Author Response File: Author Response.docx

Round 2

Reviewer 2 Report

This manuscript assessed the quality parameters of grain and flour, rheological properties of dough and quality of bread prepared from flour of hybrid cultivars of wheat in comparison with population cultivars of wheat. This manuscript revealed that Hybrid wheat flour was characterized by good quality, therefore it can be used for wheat bread production. Among the hybrid cultivars, the best applicability for baking purposes characterized Hybery cv (N1, N2) due to the favourable values of the baking process parameters and bread quality.

The manuscript was revised and the author explained the significance of the study.The author also added some related research pictures to make the article more rigorous and enrich the research content.So I think this manuscript is acceptable in its current form.

Author Response

Response to Reviewer 2 Comments

The authors thank the Reviewer’s for the constructive and helpful reviews that enriched and improved the value of the manuscript.
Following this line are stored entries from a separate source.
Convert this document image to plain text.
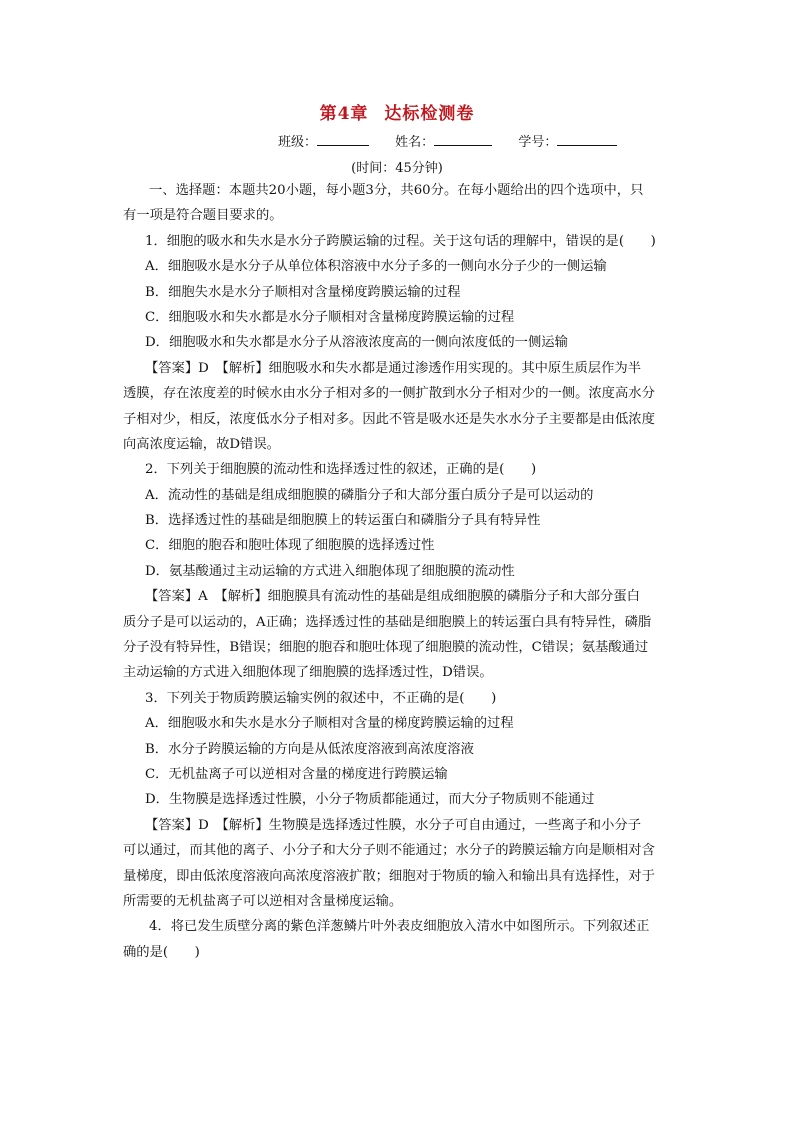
第4章 达标检测卷
班级：	姓名：	学号：
(时间：45分钟)
一、选择题：本题共20小题，每小题3分，共60分。在每小题给出的四个选项中，只
有一项是符合题目要求的。
1．细胞的吸水和失水是水分子跨膜运输的过程。关于这句话的理解中，错误的是(　　)
A．细胞吸水是水分子从单位体积溶液中水分子多的一侧向水分子少的一侧运输
B．细胞失水是水分子顺相对含量梯度跨膜运输的过程
C．细胞吸水和失水都是水分子顺相对含量梯度跨膜运输的过程
D．细胞吸水和失水都是水分子从溶液浓度高的一侧向浓度低的一侧运输
【答案】D　【解析】细胞吸水和失水都是通过渗透作用实现的。其中原生质层作为半
透膜，存在浓度差的时候水由水分子相对多的一侧扩散到水分子相对少的一侧。浓度高水分
子相对少，相反，浓度低水分子相对多。因此不管是吸水还是失水水分子主要都是由低浓度
向高浓度运输，故D错误。
2．下列关于细胞膜的流动性和选择透过性的叙述，正确的是(　　)
A．流动性的基础是组成细胞膜的磷脂分子和大部分蛋白质分子是可以运动的
B．选择透过性的基础是细胞膜上的转运蛋白和磷脂分子具有特异性
C．细胞的胞吞和胞吐体现了细胞膜的选择透过性
D．氨基酸通过主动运输的方式进入细胞体现了细胞膜的流动性
【答案】A　【解析】细胞膜具有流动性的基础是组成细胞膜的磷脂分子和大部分蛋白
质分子是可以运动的，A正确；选择透过性的基础是细胞膜上的转运蛋白具有特异性，磷脂
分子没有特异性，B错误；细胞的胞吞和胞吐体现了细胞膜的流动性，C错误；氨基酸通过
主动运输的方式进入细胞体现了细胞膜的选择透过性，D错误。
3．下列关于物质跨膜运输实例的叙述中，不正确的是(　　)
A．细胞吸水和失水是水分子顺相对含量的梯度跨膜运输的过程
B．水分子跨膜运输的方向是从低浓度溶液到高浓度溶液
C．无机盐离子可以逆相对含量的梯度进行跨膜运输
D．生物膜是选择透过性膜，小分子物质都能通过，而大分子物质则不能通过
【答案】D　【解析】生物膜是选择透过性膜，水分子可自由通过，一些离子和小分子
可以通过，而其他的离子、小分子和大分子则不能通过；水分子的跨膜运输方向是顺相对含
量梯度，即由低浓度溶液向高浓度溶液扩散；细胞对于物质的输入和输出具有选择性，对于
所需要的无机盐离子可以逆相对含量梯度运输。
4．将已发生质壁分离的紫色洋葱鳞片叶外表皮细胞放入清水中如图所示。下列叙述正
确的是(　　)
Author Response File: Author Response.docx

Reviewer 3 Report

The authors added another co-author to the paper whose contribution is not clearly visible/stated.
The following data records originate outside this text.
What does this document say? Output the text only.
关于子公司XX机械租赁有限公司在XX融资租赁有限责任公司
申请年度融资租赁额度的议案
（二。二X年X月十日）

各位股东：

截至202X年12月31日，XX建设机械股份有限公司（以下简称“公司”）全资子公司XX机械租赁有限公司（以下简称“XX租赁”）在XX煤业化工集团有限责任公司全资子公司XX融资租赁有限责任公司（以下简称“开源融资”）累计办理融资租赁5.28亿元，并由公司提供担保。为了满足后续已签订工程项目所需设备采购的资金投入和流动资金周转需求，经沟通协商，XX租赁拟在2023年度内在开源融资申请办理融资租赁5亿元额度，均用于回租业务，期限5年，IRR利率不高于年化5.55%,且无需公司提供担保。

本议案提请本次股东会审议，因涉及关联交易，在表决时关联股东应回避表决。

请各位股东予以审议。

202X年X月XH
The authors did not correct the Abstract and Materials and Methods sections according to the reviewer's instructions.

Author Response

Response to Reviewer 3 Comments

 

The authors thank the Reviewer’s for the constructive and helpful reviews that enriched and improved the value of the manuscript. Below are our point-by-point responses to the concerns raised during review process.

 

Point 1: The authors added another co-author to the paper whose contribution is not clearly visible/stated.

Response 1: Added another co-author (Assoc. prof. Ewa Szpunar-Krok) helped in preparing responses to Reviews, checking the text of the manuscript and prepared the statistical calculations and the description of the PCA analysis, which greatly facilitated the inference of research results and contributed to the improvement of the manuscript value. On line 545 in “Author Contributions” the contribution of added author is marked.

 

Point 2: The authors did not correct the Abstract and Materials and Methods sections according to the reviewer's instructions.

“Abstract should be supplemented by the results obtained from the conducted research (please add scientific and practical significance of the selected method). Rewrite it clearly stating the facts; focus more on how your research has contributed to knowledge gaps; describe research limitations for future research and restate your major findings.”

“Materials and Methods used in this study are standard. The PCA analysis is not well written in the manuscript. The presented results are not sufficient and do not justify the application of this method in the paper. I suggest a complete revision of the section related to PCA analysis”

Response 2: The “Abstract” (lines: 21-32) and the “Matherials and Methods” (lines: 144-147) were improved in accordance with the Reviewer’s comment.